Politique  : « Je prends acte de cette suspension du moment où elle est conditionnée par la tenue d’un prochain congrès » député Ousman Chérif

Politique : « Je prends acte de cette suspension du moment où elle est conditionnée par la tenue d’un prochain congrès » député Ousman Chérif

Après avoir été suspendu par une décision n°010/PLD/CPN//CE/2017 du Parti pour les Libertés et le Développement (PLD) le 3 juillet 2017, l’équipe de Tchadinfos.com s’est approché de l’unique député du PLD à l’Assemblée pour recueillir sa réaction. La voici !

« Je suis suspendu du Parti pour les Libertés et le Développement (PLD), par Mahamat Ahmat Alhabo, depuis plus de trois ans, c’est-à-dire, depuis le congrès du parti en 2013. Pendant ce congrès, il a usé de tout son poids pour m’écarter des structures de base. Nous avons des problèmes personnels avec Alhabo. Car, quand j’étais élu député à l’Assemblée nationale, Alhabo avait déclaré que, « avec votre histoire de députation, vous avez tué deux fois Ibni », parce que, j’étais l’unique candidat du PLD à être élu. Après cela, il y a eu un Conseil Politique National (CPN), qui est un mini congrès, auquel les 160 membres avaient participé. A cette occasion je n’étais invité que, comme les autres invités des partis de l’opposition. Et à plusieurs autres reprises Mahamat Ahmat Alhabo a exprimé son mépris à mon égard. Mais, moi je porte le PLD dans le cœur, et son fondateur.

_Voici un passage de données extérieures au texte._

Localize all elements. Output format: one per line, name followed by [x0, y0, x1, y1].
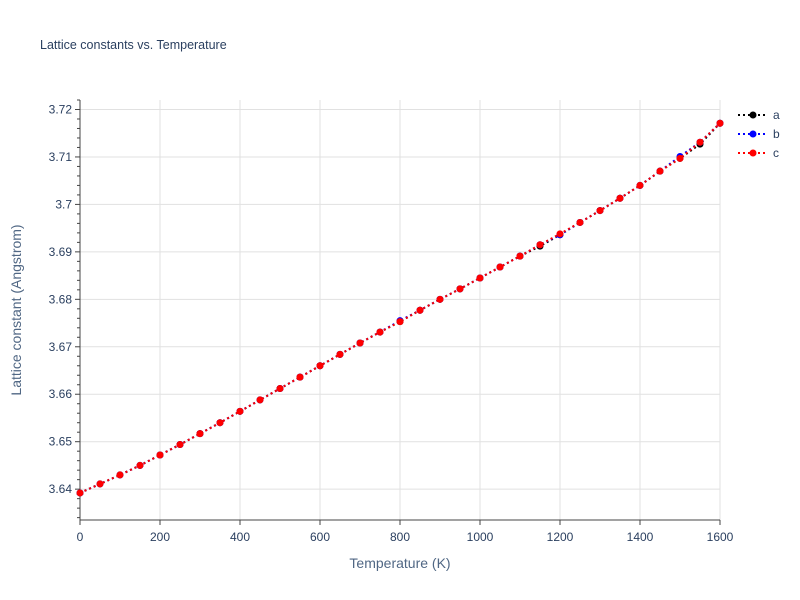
data-point-c[interactable]	[96, 480, 104, 488]
legend-item-b[interactable]: b	[738, 127, 780, 141]
data-point-c[interactable]	[76, 489, 84, 497]
data-point-c[interactable]	[176, 441, 184, 449]
legend-marker	[749, 130, 757, 138]
axes: 0 200 400 600 800 1000 1200 1400 1600 3.64 3.65 3.6…	[49, 99, 734, 544]
data-point-c[interactable]	[376, 328, 384, 336]
data-point-c[interactable]	[416, 306, 424, 314]
data-point-c[interactable]	[336, 350, 344, 358]
y-tick-label: 3.71	[49, 150, 73, 164]
y-tick-label: 3.65	[49, 435, 73, 449]
x-tick-label: 0	[77, 530, 84, 544]
legend-marker	[749, 149, 757, 157]
series-layer	[76, 119, 724, 497]
data-point-c[interactable]	[256, 396, 264, 404]
x-tick-label: 800	[390, 530, 410, 544]
data-point-c[interactable]	[136, 461, 144, 469]
x-axis-title: Temperature (K)	[349, 555, 450, 571]
data-point-c[interactable]	[276, 385, 284, 393]
x-tick-label: 1600	[707, 530, 734, 544]
data-point-c[interactable]	[496, 263, 504, 271]
legend-label: c	[773, 146, 779, 160]
data-point-c[interactable]	[456, 285, 464, 293]
data-point-c[interactable]	[476, 274, 484, 282]
series-c[interactable]	[76, 119, 724, 497]
x-tick-label: 200	[150, 530, 170, 544]
data-point-c[interactable]	[656, 167, 664, 175]
x-tick-label: 1200	[547, 530, 574, 544]
data-point-c[interactable]	[156, 451, 164, 459]
data-point-c[interactable]	[616, 194, 624, 202]
y-tick-label: 3.67	[49, 340, 73, 354]
data-point-c[interactable]	[536, 241, 544, 249]
data-point-c[interactable]	[296, 373, 304, 381]
grid-lines	[80, 100, 721, 520]
x-tick-label: 600	[310, 530, 330, 544]
data-point-c[interactable]	[696, 138, 704, 146]
data-point-c[interactable]	[196, 430, 204, 438]
data-point-c[interactable]	[116, 471, 124, 479]
y-axis-title: Lattice constant (Angstrom)	[8, 224, 24, 395]
y-tick-label: 3.68	[49, 292, 73, 306]
data-point-c[interactable]	[396, 318, 404, 326]
y-tick-label: 3.64	[49, 482, 73, 496]
data-point-c[interactable]	[576, 218, 584, 226]
x-tick-label: 1000	[467, 530, 494, 544]
data-point-c[interactable]	[716, 119, 724, 127]
legend-label: b	[773, 127, 780, 141]
legend[interactable]: abc	[738, 108, 780, 160]
data-point-c[interactable]	[356, 339, 364, 347]
data-point-c[interactable]	[596, 207, 604, 215]
x-tick-label: 400	[230, 530, 250, 544]
data-point-c[interactable]	[436, 295, 444, 303]
y-tick-label: 3.7	[55, 197, 72, 211]
data-point-c[interactable]	[316, 362, 324, 370]
data-point-c[interactable]	[676, 154, 684, 162]
y-tick-label: 3.72	[49, 102, 73, 116]
legend-item-a[interactable]: a	[738, 108, 780, 122]
legend-item-c[interactable]: c	[738, 146, 779, 160]
x-tick-label: 1400	[627, 530, 654, 544]
data-point-c[interactable]	[636, 181, 644, 189]
legend-label: a	[773, 108, 780, 122]
chart-title: Lattice constants vs. Temperature	[40, 38, 227, 52]
data-point-c[interactable]	[516, 252, 524, 260]
y-tick-label: 3.66	[49, 387, 73, 401]
data-point-c[interactable]	[236, 407, 244, 415]
data-point-c[interactable]	[216, 419, 224, 427]
data-point-c[interactable]	[556, 230, 564, 238]
y-tick-label: 3.69	[49, 245, 73, 259]
legend-marker	[749, 111, 757, 119]
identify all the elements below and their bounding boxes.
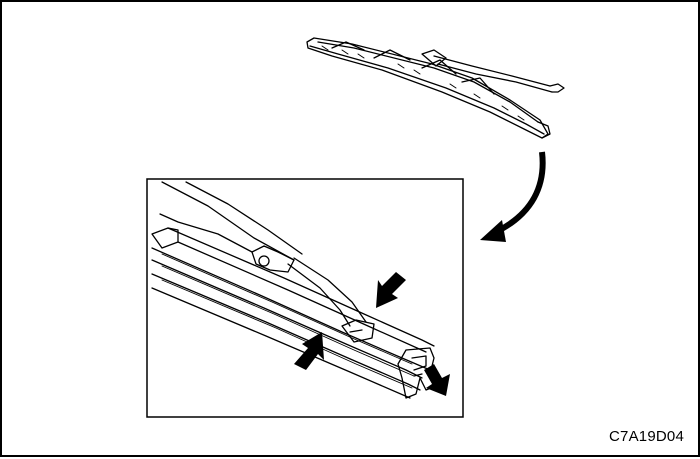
push-arrow-icon xyxy=(376,272,406,308)
curved-arrow-icon xyxy=(480,151,546,242)
push-arrow-icon xyxy=(294,332,324,370)
figure-code: C7A19D04 xyxy=(609,428,684,445)
wiper-blade-assembly-icon xyxy=(306,37,565,139)
pull-out-arrow-icon xyxy=(424,364,450,396)
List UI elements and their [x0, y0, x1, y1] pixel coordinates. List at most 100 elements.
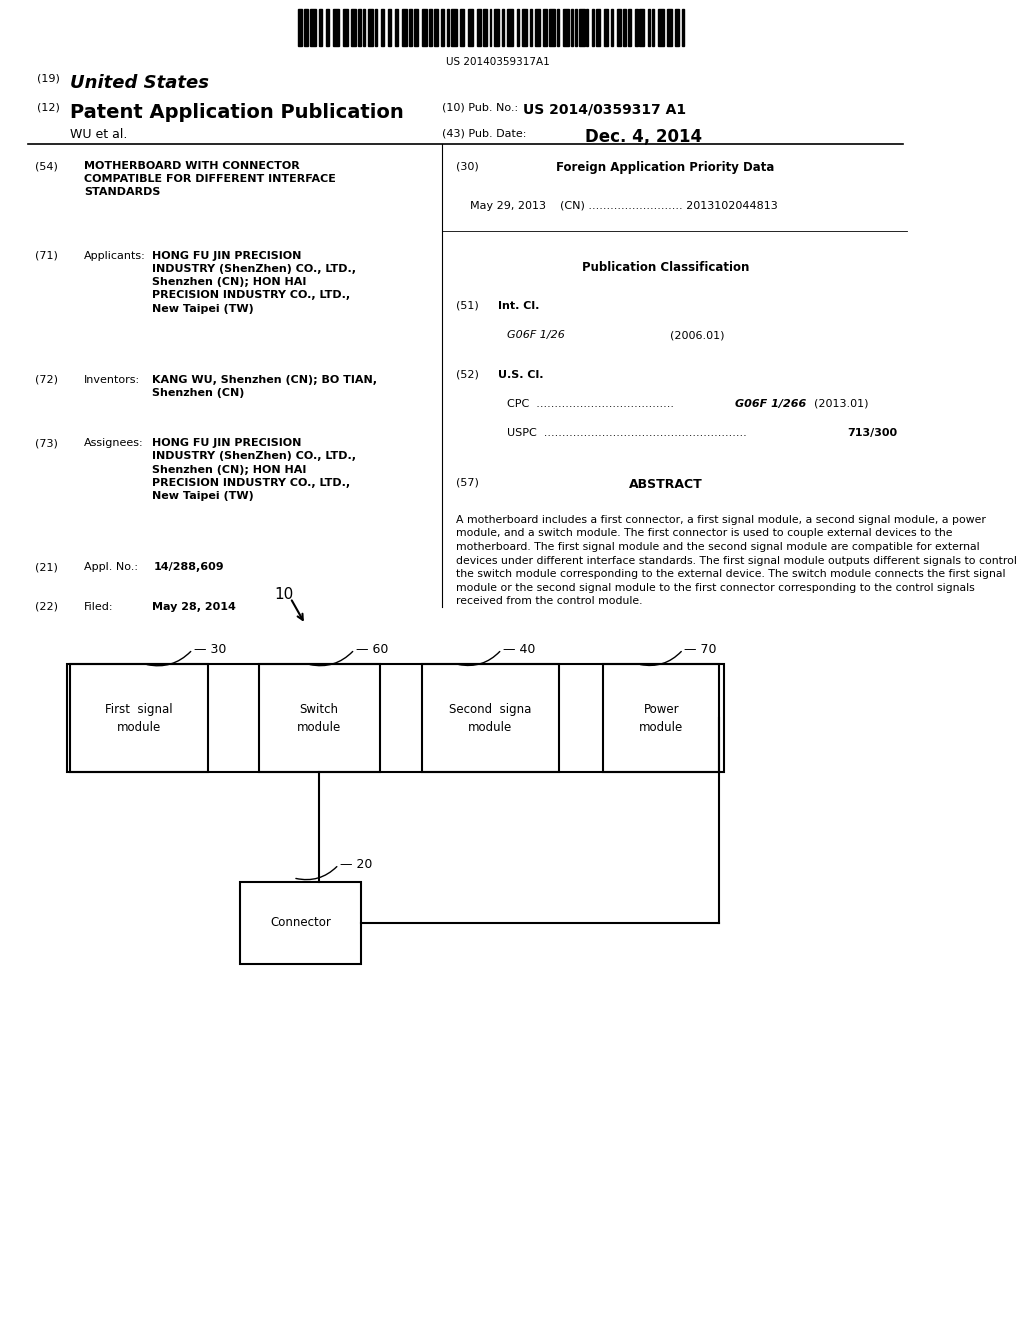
Text: Second  signa
module: Second signa module	[450, 702, 531, 734]
Bar	[468, 9, 473, 46]
Bar	[507, 9, 513, 46]
Bar	[629, 9, 631, 46]
Text: USPC  ........................................................: USPC ...................................…	[507, 428, 746, 438]
Text: G06F 1/266: G06F 1/266	[735, 399, 807, 409]
Text: — 20: — 20	[340, 858, 372, 871]
Text: First  signal
module: First signal module	[104, 702, 172, 734]
Bar	[259, 664, 380, 772]
Bar	[422, 664, 559, 772]
Bar	[304, 9, 308, 46]
Text: HONG FU JIN PRECISION
INDUSTRY (ShenZhen) CO., LTD.,
Shenzhen (CN); HON HAI
PREC: HONG FU JIN PRECISION INDUSTRY (ShenZhen…	[152, 251, 355, 314]
Bar	[579, 9, 585, 46]
Bar	[675, 9, 679, 46]
Bar	[351, 9, 355, 46]
Bar	[639, 9, 644, 46]
Bar	[67, 664, 724, 772]
Text: Appl. No.:: Appl. No.:	[84, 562, 141, 573]
Bar	[375, 9, 377, 46]
Text: (2013.01): (2013.01)	[814, 399, 869, 409]
Text: (10) Pub. No.:: (10) Pub. No.:	[442, 103, 518, 114]
Text: 14/288,609: 14/288,609	[154, 562, 224, 573]
Bar	[310, 9, 315, 46]
Bar	[342, 9, 348, 46]
Text: May 29, 2013    (CN) .......................... 2013102044813: May 29, 2013 (CN) ......................…	[470, 201, 778, 211]
Bar	[557, 9, 559, 46]
Text: Int. Cl.: Int. Cl.	[498, 301, 540, 312]
Bar	[522, 9, 526, 46]
Text: (51): (51)	[456, 301, 479, 312]
Bar	[441, 9, 444, 46]
Text: Assignees:: Assignees:	[84, 438, 143, 449]
Text: KANG WU, Shenzhen (CN); BO TIAN,
Shenzhen (CN): KANG WU, Shenzhen (CN); BO TIAN, Shenzhe…	[152, 375, 377, 399]
Bar	[592, 9, 594, 46]
Bar	[652, 9, 654, 46]
Text: Publication Classification: Publication Classification	[582, 261, 750, 275]
Bar	[358, 9, 361, 46]
Bar	[241, 882, 361, 964]
Bar	[409, 9, 413, 46]
Bar	[429, 9, 432, 46]
Text: — 70: — 70	[684, 643, 717, 656]
Text: Filed:: Filed:	[84, 602, 114, 612]
Bar	[516, 9, 519, 46]
Bar	[611, 9, 613, 46]
Bar	[368, 9, 373, 46]
Bar	[668, 9, 672, 46]
Text: HONG FU JIN PRECISION
INDUSTRY (ShenZhen) CO., LTD.,
Shenzhen (CN); HON HAI
PREC: HONG FU JIN PRECISION INDUSTRY (ShenZhen…	[152, 438, 355, 502]
Text: 713/300: 713/300	[847, 428, 897, 438]
Bar	[298, 9, 302, 46]
Bar	[489, 9, 492, 46]
Text: (2006.01): (2006.01)	[670, 330, 725, 341]
Bar	[70, 664, 208, 772]
Text: — 30: — 30	[194, 643, 226, 656]
Text: 10: 10	[274, 587, 294, 602]
Text: (72): (72)	[36, 375, 58, 385]
Text: United States: United States	[70, 74, 209, 92]
Text: Connector: Connector	[270, 916, 331, 929]
Bar	[549, 9, 555, 46]
Text: (73): (73)	[36, 438, 58, 449]
Text: May 28, 2014: May 28, 2014	[152, 602, 236, 612]
Text: A motherboard includes a first connector, a first signal module, a second signal: A motherboard includes a first connector…	[456, 515, 1017, 606]
Text: (22): (22)	[36, 602, 58, 612]
Bar	[326, 9, 330, 46]
Bar	[596, 9, 600, 46]
Bar	[623, 9, 627, 46]
Text: Dec. 4, 2014: Dec. 4, 2014	[585, 128, 701, 147]
Text: Foreign Application Priority Data: Foreign Application Priority Data	[556, 161, 775, 174]
Text: U.S. Cl.: U.S. Cl.	[498, 370, 544, 380]
Text: MOTHERBOARD WITH CONNECTOR
COMPATIBLE FOR DIFFERENT INTERFACE
STANDARDS: MOTHERBOARD WITH CONNECTOR COMPATIBLE FO…	[84, 161, 336, 198]
Bar	[452, 9, 457, 46]
Bar	[414, 9, 418, 46]
Text: (54): (54)	[36, 161, 58, 172]
Bar	[536, 9, 540, 46]
Text: (43) Pub. Date:: (43) Pub. Date:	[442, 128, 526, 139]
Bar	[483, 9, 486, 46]
Bar	[388, 9, 391, 46]
Bar	[648, 9, 649, 46]
Bar	[362, 9, 365, 46]
Bar	[604, 9, 608, 46]
Text: WU et al.: WU et al.	[70, 128, 127, 141]
Bar	[587, 9, 588, 46]
Bar	[617, 9, 621, 46]
Bar	[476, 9, 481, 46]
Text: (71): (71)	[36, 251, 58, 261]
Bar	[446, 9, 449, 46]
Bar	[529, 9, 532, 46]
Text: ABSTRACT: ABSTRACT	[629, 478, 702, 491]
Bar	[502, 9, 505, 46]
Bar	[402, 9, 407, 46]
Bar	[422, 9, 427, 46]
Bar	[319, 9, 322, 46]
Text: Applicants:: Applicants:	[84, 251, 145, 261]
Text: (19): (19)	[37, 74, 60, 84]
Text: US 2014/0359317 A1: US 2014/0359317 A1	[523, 103, 686, 117]
Bar	[543, 9, 547, 46]
Bar	[658, 9, 664, 46]
Bar	[495, 9, 499, 46]
Text: (52): (52)	[456, 370, 479, 380]
Text: US 20140359317A1: US 20140359317A1	[446, 57, 550, 67]
Text: (57): (57)	[456, 478, 479, 488]
Bar	[571, 9, 573, 46]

Je me battrai bec et ongle pour défendre partout où besoin sera selon les idéaux de mon parti. Ce n’est pas cette suspension qui va me décourager.

Pour revenir à ma suspension, je trouve que c’est une décision qui respecte les textes. Mais logiquement, pour suspendre un militant du parti, il faut que ce dernier ait des problèmes avec le parti. Moi personnellement, je n’ai aucun problème avec mon parti, moins encore de ses idéaux. Mon problème est personnel avec Alhabo. La dernière fois, sans me concerter il a demandé que je démissionne de l’Assemblée nationale. Dans tous les cas, je prends acte de cette suspension du moment où elle est conditionnée par la tenue d’un prochain congrès. Je suis prêt à assister à ce congrès et faire valoir mon droit. Pour moi, c’est un bon ring. Car le combat politique, c’est comme un combat de boxe, il se fait dans un ring. Moi je suis sûr que je vais l’emporter. Si Mahamat Ahmat Alhabo veut, il n’a qu’à organiser rapidement un congrès extraordinaire. Si non qu’il organise un débat, dans un média de son choix pour qu’on sache qui a raison et qui a tort. Moi pour prévaloir mes idées je n’ai pas peur de lui. Je suis certain de le remporter. ».